Together with the government of Haiti, UNICEF and its partners have been able to ensure safe water is available daily to over 281,000 individuals, including over 118,000 children. UNICEF contributed to the cholera vaccination campaign, in November that reached 807,395 people, ensuring the delivery also of information regarding the prevention of cholera. Over 309,213 children between the ages of one to 14 years are included in this figure. In the health sector, UNICEF has restored the cold-chain systems of 37 facilities, has equipped 35 malnutrition outpatient treatment centers in Grand’Anse and South and two inpatient facilities in each of these departments. In education, UNICEF has completed the restoration of 14 schools, with another 107 in various stages of progress. These restored schools have made it possible for 4,200 students to return to class. In total, it’s expected that over 36,000 students will return to the schools rehabilitated by UNICEF.
UNICEF works closely with communities on malnutrition that continues to affect children and adults as they struggle to recover from the extended drought and the subsequent effects of hurricane Matthew including persistent risk of disease and loss of livelihood. UNICEF protection interventions are supporting families that have lost their livelihoods, aimed at preventing child separation; it is common for parents to place their children in residential care facilities in the often-false expectation that they will receive access to education that parents can no longer afford.
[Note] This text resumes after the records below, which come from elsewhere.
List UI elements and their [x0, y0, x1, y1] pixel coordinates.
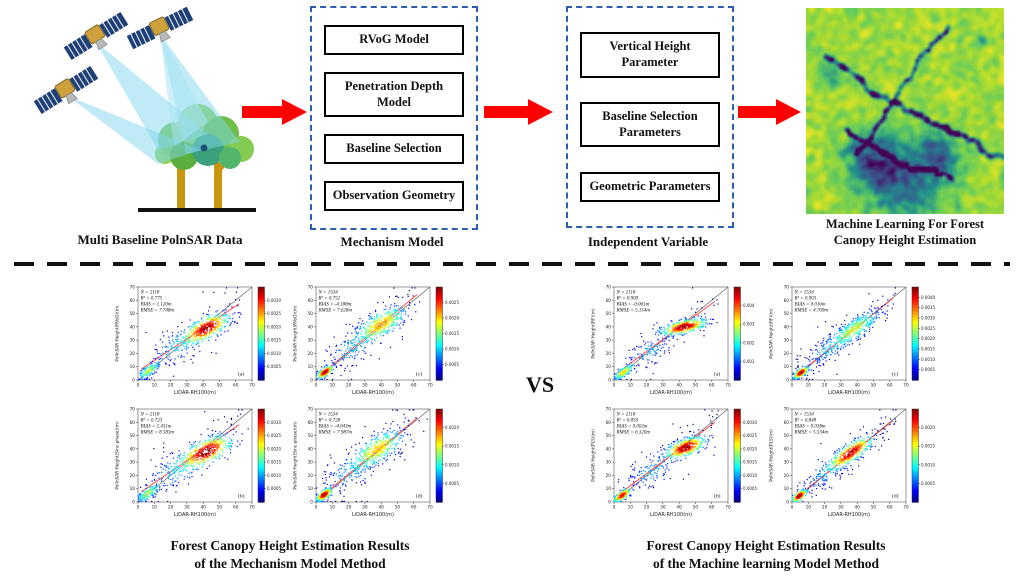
- ml-results-caption-line1: Forest Canopy Height Estimation Results: [646, 538, 886, 553]
- mechanism-results-caption-line1: Forest Canopy Height Estimation Results: [170, 538, 410, 553]
- scatter-plot-ml-b: [588, 403, 766, 525]
- box-baseline-selection: Baseline Selection: [324, 134, 464, 165]
- section-divider: [14, 262, 1010, 266]
- mechanism-results-grid: [112, 281, 468, 525]
- flow-arrow-icon: [738, 99, 801, 125]
- vs-label: VS: [525, 372, 555, 397]
- polinsar-data-caption: Multi Baseline PolnSAR Data: [77, 232, 243, 247]
- ml-results-caption-line2: of the Machine learning Model Method: [652, 555, 880, 571]
- scatter-plot-mechanism-b: [112, 403, 290, 525]
- scatter-plot-mechanism-c: [290, 281, 468, 403]
- box-geometric-parameters: Geometric Parameters: [580, 171, 720, 202]
- scatter-plot-mechanism-d: [290, 403, 468, 525]
- independent-variable-panel: Vertical Height Parameter Baseline Selec…: [566, 6, 734, 228]
- flow-arrow-icon: [484, 99, 553, 125]
- scatter-plot-mechanism-a: [112, 281, 290, 403]
- box-rvog-model: RVoG Model: [324, 25, 464, 55]
- radar-beam: [68, 34, 240, 164]
- box-penetration-depth: Penetration Depth Model: [324, 71, 464, 118]
- ml-results-grid: [588, 281, 944, 525]
- scatter-plot-ml-c: [766, 281, 944, 403]
- satellite-icon: [61, 9, 133, 66]
- scatter-plot-ml-d: [766, 403, 944, 525]
- canopy-height-map-image: [806, 8, 1004, 214]
- flow-arrow-icon: [242, 99, 307, 125]
- mechanism-results-caption: Forest Canopy Height Estimation Results …: [112, 537, 468, 572]
- scatter-plot-ml-a: [588, 281, 766, 403]
- satellite-icon: [124, 4, 197, 56]
- box-baseline-parameters: Baseline Selection Parameters: [580, 102, 720, 148]
- box-observation-geometry: Observation Geometry: [324, 181, 464, 211]
- ml-results-caption: Forest Canopy Height Estimation Results …: [588, 537, 944, 572]
- ml-caption: Machine Learning For Forest Canopy Heigh…: [825, 217, 985, 247]
- mechanism-results-caption-line2: of the Mechanism Model Method: [194, 555, 386, 571]
- box-vertical-height: Vertical Height Parameter: [580, 32, 720, 78]
- independent-caption: Independent Variable: [587, 234, 709, 249]
- scatter-center-dot: [200, 144, 208, 152]
- mechanism-model-panel: RVoG Model Penetration Depth Model Basel…: [310, 6, 478, 230]
- multibaseline-polinsar-illustration: [31, 4, 256, 212]
- mechanism-caption: Mechanism Model: [340, 234, 444, 249]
Economic stress is also known to lead to violence, and increased social tension which combine to increase the potential for child abuse and neglect.
To be closer to the population and improve delivery of services to the affected children and their families, UNICEF has opened two sub-offices: one in Les Cayes in the South department and the other in Jérémie in the Grand'Anse department.
"Three months after Matthew, we can already see improvements: safe water is increasingly available, the vast majority of schools have reopened as have a number of health facilities; and areas that are the most difficult to access are receiving assistance. UNICEF is continuing to fulfill its mandate and obligations to emergency and development efforts," said Marc Vincent, UNICEF Representative in Haiti.
To provide these interventions, UNICEF needed funding. UNICEF's appeal for Haiti grew from a pre-hurricane amount of US$ 13.4 million to US$ 36.6 million after hurricane Matthew, and was over 85 per cent funded by year-end as a result of the generosity of donors and their constituents. These funds help UNICEF to cover the most urgent needs of the families and children of Haiti in terms of water and sanitation, health, nutrition, education and protection.
Much remains to be done in the coming year, to enable Haitian children and their families to benefit from safe water, sanitation and the dignity that comes with these, as well as access to protection, education and healthcare services. Once again, UNICEF relies on donors' generosity so that it can continue its mission and remain true to its mandate, which is: a fair chance for every child.